The method which forms the electrode mix uncoated areas by means of the shutter disposed immediately before the doctor blade has disadvantages that the electrode mix adhered to the uncoated areas degrades a weld strength of the tab plate and separates the welded tab plate. Besides, the method of forming the uncoated areas by the roller coating causes bulges at the start and end of coating, possibly cutting the conductive base material while pressing.
Specifically, the sheet electrode plate is compressed under high pressure by the roller press. But, when a pressure is raised, a space (gap) between the press rollers becomes substantially zero if no conductive base material is between them. Therefore, if the sheet having the electrode mix uncoated areas is pressurized and compressed under this situation, a very strong force is applied when the uncoated area is passed between the rollers after the coated area, and the conductive base material is partly stretched or cut. And, if the conductive base material is cut off, the opposed rollers are directly contacted mutually, resulting in damaging the roller surfaces.
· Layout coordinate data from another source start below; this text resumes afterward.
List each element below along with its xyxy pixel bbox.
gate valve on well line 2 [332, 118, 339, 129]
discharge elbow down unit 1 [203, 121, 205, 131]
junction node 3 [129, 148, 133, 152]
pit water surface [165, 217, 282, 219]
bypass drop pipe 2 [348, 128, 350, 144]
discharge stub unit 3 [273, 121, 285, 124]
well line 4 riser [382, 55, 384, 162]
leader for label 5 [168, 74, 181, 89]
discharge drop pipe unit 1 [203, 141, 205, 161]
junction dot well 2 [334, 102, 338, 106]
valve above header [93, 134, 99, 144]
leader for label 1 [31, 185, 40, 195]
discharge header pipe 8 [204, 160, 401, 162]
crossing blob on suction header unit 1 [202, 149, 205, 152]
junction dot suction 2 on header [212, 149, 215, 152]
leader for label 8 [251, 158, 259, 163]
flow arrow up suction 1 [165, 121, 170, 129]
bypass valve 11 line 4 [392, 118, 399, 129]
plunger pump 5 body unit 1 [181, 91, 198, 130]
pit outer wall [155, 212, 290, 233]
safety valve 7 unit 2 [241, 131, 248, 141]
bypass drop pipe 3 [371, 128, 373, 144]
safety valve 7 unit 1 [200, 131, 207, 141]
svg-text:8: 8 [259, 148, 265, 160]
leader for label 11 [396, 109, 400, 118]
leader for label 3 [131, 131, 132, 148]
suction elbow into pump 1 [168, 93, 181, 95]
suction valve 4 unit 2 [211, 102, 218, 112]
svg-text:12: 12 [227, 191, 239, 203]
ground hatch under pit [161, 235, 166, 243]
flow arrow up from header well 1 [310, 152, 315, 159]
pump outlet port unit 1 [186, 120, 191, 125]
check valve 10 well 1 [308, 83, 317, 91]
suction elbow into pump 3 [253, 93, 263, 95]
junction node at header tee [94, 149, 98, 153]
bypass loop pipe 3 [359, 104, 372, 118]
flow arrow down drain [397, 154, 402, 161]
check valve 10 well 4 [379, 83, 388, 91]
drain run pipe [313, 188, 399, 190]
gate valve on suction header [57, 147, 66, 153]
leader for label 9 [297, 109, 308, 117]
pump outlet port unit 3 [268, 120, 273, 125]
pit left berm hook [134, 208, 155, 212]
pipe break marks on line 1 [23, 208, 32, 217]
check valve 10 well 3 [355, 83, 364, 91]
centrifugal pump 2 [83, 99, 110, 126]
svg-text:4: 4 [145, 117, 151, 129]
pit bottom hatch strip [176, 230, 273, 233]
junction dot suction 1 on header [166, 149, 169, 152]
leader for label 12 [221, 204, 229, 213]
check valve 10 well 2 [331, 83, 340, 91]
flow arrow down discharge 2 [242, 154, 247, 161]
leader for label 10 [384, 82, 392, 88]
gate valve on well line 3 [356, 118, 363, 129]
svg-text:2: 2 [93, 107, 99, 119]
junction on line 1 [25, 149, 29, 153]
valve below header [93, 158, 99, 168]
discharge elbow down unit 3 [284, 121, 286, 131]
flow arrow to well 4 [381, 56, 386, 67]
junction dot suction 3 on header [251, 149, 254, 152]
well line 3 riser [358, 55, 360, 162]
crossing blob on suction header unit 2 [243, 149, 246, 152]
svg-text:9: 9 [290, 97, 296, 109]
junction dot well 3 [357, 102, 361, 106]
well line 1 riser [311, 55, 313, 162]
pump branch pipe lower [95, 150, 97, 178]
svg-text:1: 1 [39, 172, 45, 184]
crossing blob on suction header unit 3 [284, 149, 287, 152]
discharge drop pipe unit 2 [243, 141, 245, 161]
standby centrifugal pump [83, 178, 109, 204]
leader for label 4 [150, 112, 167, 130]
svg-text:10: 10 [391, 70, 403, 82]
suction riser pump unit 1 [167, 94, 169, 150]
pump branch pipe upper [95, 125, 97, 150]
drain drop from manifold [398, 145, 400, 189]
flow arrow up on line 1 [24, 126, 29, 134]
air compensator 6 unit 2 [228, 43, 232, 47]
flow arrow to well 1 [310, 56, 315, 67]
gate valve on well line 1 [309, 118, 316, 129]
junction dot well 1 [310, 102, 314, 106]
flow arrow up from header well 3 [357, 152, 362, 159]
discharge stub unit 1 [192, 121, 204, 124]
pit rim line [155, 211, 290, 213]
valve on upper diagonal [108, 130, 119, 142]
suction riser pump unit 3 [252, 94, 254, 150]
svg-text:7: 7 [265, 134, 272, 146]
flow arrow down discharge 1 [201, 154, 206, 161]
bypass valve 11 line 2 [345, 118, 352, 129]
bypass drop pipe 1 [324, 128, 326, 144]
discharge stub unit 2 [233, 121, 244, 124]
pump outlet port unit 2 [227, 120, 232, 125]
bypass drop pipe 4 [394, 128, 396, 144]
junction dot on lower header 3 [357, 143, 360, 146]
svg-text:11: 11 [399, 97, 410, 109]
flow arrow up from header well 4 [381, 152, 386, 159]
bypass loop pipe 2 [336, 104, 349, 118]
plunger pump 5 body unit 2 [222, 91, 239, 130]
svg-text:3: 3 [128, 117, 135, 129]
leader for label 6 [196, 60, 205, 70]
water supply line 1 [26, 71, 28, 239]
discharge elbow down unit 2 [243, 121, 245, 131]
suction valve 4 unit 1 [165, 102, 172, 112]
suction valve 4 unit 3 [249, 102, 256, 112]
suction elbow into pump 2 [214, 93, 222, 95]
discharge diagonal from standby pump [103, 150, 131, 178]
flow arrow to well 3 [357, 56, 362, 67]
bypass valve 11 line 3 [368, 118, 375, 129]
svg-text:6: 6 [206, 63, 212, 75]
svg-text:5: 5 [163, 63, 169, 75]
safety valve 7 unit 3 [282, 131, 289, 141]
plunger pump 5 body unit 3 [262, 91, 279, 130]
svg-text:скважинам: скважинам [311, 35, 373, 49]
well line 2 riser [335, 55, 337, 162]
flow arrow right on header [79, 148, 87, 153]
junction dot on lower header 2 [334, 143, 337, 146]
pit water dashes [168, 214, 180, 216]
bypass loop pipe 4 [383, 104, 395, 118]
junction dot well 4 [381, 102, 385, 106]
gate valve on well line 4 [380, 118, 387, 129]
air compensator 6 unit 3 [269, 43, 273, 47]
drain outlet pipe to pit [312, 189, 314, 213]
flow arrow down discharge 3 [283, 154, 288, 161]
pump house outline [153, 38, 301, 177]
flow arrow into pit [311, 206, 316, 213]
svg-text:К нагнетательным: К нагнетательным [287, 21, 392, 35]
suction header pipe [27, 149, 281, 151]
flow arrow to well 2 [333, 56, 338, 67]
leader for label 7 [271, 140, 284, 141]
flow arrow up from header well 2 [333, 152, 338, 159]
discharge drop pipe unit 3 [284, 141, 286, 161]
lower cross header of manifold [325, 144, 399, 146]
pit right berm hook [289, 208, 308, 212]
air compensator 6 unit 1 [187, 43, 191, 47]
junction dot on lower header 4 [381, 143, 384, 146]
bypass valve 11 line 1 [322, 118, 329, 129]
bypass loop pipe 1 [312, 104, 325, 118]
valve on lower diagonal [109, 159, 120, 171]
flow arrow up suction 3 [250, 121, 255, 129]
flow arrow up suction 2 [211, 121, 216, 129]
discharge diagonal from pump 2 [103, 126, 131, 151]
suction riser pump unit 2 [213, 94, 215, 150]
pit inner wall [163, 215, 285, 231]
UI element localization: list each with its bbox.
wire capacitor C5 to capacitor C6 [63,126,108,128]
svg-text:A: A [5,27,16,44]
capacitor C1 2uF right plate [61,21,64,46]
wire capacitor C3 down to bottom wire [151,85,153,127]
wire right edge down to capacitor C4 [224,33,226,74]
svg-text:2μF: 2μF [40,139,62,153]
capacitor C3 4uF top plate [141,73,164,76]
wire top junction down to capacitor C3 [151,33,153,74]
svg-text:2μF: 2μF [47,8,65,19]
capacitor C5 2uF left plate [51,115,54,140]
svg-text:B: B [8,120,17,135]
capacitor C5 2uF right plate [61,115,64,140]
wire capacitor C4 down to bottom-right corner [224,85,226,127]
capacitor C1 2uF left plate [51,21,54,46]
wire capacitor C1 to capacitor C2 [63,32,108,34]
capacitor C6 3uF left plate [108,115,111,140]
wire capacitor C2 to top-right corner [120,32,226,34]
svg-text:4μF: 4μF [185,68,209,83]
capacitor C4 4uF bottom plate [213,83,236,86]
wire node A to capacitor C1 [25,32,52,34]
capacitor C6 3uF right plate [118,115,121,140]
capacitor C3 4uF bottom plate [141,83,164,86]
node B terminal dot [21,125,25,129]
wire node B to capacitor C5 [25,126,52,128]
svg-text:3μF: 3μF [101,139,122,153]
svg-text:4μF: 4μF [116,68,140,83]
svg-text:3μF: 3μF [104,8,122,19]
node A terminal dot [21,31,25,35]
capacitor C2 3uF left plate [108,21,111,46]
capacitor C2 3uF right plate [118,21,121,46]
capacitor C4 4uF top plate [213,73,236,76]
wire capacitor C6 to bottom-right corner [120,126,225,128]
Thus, batteries using the sheet electrode plates produced by the above methods tend to suffer from deterioration in performance of charging and discharging cycle over a long period.
Specifically, these methods had disadvantages of needing additional processes of changing nozzles and peeling because the supporting material is continuously coated with a predetermined amount of electrode mix. The sheet electrode plates produced by the above methods are cut to a length suitable for a single cylindrical or square battery and wound into a roll, and when it is particularly used for a cylindrical battery, inflow and outflow of the electrolytic solution owing to the charging and discharging are different between the core and the outer periphery due to a difference in radius of curvature, and performance is easily degraded by a charging and discharging cycle over a long period.